The Role of Cholesterol
Researchers don't know exactly what causes Alzheimer's disease. But substances found in the brains of people with Alzheimer's, called amyloid plaques, may be part of it.
In a recent study, Charles DeCarli, MD, director of the University of California, Davis Alzheimer's Disease Research Center, and colleagues looked at levels of amyloid in the brains of 74 older adults.
"Unhealthy patterns of cholesterol could be directly causing the higher levels of amyloid known to contribute to Alzheimer's, in the same way that such patterns promote heart disease," says Bruce Reed, MD, a study researcher and a co-director of the UC-Davis Alzheimer's Center.

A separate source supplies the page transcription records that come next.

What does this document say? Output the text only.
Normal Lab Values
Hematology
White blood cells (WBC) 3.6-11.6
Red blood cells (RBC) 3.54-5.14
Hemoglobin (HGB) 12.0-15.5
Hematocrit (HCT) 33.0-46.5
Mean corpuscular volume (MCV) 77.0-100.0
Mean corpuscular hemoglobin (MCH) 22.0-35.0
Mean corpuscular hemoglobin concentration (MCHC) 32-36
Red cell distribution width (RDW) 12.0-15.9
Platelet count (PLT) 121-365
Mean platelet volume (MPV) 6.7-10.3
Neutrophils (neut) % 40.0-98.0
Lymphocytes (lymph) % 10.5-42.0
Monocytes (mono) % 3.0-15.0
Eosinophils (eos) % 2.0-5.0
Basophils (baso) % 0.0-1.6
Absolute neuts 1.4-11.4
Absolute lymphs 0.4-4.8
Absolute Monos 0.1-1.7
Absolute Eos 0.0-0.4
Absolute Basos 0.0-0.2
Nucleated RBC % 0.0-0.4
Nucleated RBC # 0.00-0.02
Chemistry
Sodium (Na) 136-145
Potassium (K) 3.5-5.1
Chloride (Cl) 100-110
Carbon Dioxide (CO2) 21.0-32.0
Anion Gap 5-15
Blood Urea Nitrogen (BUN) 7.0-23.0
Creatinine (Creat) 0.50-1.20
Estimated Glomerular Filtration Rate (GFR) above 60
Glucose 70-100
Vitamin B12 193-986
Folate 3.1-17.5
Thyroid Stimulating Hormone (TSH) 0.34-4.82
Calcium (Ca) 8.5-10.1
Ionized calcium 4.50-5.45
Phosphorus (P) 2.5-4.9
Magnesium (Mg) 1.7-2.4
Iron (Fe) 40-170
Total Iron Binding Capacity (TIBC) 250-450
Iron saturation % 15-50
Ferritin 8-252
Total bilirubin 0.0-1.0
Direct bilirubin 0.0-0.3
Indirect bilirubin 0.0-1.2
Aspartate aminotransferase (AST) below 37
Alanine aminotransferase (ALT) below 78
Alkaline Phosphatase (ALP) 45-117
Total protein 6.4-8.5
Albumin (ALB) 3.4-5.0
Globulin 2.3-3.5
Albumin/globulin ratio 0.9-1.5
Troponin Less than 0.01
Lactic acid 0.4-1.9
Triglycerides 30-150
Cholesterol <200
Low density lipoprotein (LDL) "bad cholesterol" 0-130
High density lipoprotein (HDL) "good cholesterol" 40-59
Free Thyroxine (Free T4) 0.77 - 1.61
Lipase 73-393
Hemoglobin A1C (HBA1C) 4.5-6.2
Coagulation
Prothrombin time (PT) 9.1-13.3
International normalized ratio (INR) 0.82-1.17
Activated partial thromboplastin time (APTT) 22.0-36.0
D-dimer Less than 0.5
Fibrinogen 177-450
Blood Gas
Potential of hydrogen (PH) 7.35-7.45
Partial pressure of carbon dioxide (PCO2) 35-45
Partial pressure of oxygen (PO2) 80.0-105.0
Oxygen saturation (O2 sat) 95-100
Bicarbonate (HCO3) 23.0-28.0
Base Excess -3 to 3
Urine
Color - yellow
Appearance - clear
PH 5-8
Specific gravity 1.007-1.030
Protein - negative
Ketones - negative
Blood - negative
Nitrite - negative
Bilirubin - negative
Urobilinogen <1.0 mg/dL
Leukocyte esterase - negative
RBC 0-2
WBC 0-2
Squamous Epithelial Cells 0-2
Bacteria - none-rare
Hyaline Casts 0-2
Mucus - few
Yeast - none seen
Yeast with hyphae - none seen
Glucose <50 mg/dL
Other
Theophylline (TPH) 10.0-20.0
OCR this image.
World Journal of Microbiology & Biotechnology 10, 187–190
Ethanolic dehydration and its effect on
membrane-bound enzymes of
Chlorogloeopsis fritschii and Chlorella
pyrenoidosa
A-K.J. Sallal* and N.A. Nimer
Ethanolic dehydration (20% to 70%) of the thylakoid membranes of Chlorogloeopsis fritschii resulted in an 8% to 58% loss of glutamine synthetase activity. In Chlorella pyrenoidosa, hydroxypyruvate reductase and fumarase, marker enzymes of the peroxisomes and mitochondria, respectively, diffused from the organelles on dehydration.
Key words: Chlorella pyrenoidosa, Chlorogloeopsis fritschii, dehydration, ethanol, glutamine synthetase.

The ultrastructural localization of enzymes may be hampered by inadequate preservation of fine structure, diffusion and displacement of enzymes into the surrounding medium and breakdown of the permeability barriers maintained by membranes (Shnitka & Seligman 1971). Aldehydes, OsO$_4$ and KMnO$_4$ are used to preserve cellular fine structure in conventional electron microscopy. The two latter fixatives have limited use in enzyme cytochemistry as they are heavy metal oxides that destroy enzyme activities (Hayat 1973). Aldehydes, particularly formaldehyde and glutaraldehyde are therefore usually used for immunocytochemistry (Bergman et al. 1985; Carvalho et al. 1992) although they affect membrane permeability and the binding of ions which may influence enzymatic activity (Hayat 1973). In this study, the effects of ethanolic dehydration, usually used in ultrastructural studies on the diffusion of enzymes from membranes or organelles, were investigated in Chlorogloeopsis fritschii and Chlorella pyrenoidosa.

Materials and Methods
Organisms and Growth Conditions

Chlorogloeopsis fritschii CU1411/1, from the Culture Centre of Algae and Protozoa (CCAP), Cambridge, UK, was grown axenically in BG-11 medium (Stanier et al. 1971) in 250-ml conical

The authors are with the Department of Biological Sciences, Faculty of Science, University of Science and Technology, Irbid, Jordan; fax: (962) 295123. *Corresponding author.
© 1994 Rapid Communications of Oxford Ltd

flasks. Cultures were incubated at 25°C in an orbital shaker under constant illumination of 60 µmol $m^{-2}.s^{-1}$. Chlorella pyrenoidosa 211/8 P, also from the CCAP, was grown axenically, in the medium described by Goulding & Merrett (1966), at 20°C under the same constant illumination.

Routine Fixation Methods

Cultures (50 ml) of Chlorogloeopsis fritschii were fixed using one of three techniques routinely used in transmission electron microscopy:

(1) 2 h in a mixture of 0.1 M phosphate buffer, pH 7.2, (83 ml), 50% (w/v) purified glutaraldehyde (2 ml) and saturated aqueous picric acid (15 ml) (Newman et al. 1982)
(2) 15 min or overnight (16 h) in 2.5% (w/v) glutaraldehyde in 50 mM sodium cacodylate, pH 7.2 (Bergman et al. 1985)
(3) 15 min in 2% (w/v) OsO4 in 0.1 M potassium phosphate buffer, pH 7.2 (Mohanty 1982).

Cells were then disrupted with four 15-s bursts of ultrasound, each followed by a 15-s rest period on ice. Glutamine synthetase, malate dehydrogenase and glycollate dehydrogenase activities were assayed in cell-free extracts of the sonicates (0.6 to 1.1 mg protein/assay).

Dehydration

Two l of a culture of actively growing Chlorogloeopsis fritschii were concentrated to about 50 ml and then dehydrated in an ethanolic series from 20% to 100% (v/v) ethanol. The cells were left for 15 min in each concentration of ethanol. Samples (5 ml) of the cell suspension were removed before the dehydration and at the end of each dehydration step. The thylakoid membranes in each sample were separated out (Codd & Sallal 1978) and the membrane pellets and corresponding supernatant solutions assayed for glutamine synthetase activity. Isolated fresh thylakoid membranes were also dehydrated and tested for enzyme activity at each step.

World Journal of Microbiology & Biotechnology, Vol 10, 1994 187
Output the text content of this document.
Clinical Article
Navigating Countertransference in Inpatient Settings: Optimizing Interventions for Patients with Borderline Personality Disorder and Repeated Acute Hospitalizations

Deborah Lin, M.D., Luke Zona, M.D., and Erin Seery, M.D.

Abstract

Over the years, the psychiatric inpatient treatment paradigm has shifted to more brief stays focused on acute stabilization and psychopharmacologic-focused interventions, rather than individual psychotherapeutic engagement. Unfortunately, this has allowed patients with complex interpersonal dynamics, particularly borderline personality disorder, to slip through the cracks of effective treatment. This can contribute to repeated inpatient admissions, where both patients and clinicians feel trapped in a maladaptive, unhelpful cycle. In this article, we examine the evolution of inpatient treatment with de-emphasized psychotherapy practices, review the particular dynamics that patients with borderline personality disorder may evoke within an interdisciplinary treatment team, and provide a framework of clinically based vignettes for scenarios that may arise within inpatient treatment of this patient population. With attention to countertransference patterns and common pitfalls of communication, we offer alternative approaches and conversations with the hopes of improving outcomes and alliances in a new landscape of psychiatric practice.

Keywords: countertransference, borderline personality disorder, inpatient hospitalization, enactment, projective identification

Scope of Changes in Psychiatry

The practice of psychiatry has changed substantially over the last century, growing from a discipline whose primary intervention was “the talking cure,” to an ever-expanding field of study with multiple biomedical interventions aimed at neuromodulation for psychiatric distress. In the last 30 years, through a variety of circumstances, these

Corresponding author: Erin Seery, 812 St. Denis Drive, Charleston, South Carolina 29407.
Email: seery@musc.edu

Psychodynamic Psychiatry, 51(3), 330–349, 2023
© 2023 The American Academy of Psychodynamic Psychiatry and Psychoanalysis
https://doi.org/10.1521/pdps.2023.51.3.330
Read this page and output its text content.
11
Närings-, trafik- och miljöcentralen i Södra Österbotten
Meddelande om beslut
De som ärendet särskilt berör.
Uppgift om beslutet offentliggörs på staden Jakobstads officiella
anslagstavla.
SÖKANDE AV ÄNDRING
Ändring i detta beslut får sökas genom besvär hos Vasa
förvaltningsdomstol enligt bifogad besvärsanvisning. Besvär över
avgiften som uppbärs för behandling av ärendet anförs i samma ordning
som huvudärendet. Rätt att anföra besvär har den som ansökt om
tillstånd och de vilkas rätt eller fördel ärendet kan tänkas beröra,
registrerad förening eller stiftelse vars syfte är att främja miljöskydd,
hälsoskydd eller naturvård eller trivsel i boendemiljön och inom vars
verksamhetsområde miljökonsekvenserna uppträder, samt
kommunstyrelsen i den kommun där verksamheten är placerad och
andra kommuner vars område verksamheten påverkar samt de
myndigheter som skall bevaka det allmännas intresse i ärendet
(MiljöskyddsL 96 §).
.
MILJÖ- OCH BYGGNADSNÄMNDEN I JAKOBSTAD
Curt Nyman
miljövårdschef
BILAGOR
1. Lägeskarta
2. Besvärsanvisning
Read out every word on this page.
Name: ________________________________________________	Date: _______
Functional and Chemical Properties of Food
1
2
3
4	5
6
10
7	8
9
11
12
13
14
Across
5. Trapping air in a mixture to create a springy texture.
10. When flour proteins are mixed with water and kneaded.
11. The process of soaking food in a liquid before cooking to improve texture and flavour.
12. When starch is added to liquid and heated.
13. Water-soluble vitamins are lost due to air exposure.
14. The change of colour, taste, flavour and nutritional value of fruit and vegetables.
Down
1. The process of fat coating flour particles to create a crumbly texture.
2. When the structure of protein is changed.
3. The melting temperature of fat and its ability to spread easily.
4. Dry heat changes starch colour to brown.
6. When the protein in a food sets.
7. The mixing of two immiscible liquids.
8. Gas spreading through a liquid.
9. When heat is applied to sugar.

The study, the first to link cholesterol to amyloid plaques in the brain, doesn't directly say whether or not cholesterol is a risk for dementia, DeCarli says.
"We primarily looked at people who did not have dementia. There are still a lot of questions. But now that we have this amyloid imaging tool, we can actually ask those questions and identify relationships we couldn't see before."
Improving Your Cholesterol Numbers
This could potentially make a big difference in reducing the number of people with Alzheimer's, Reed says.
What's clear, DeCarli says, is that if you're at risk for heart disease because your cholesterol levels aren't right, you have one more reason not to ignore the numbers. Your risk of Alzheimer’s might be less after cholesterol treatment.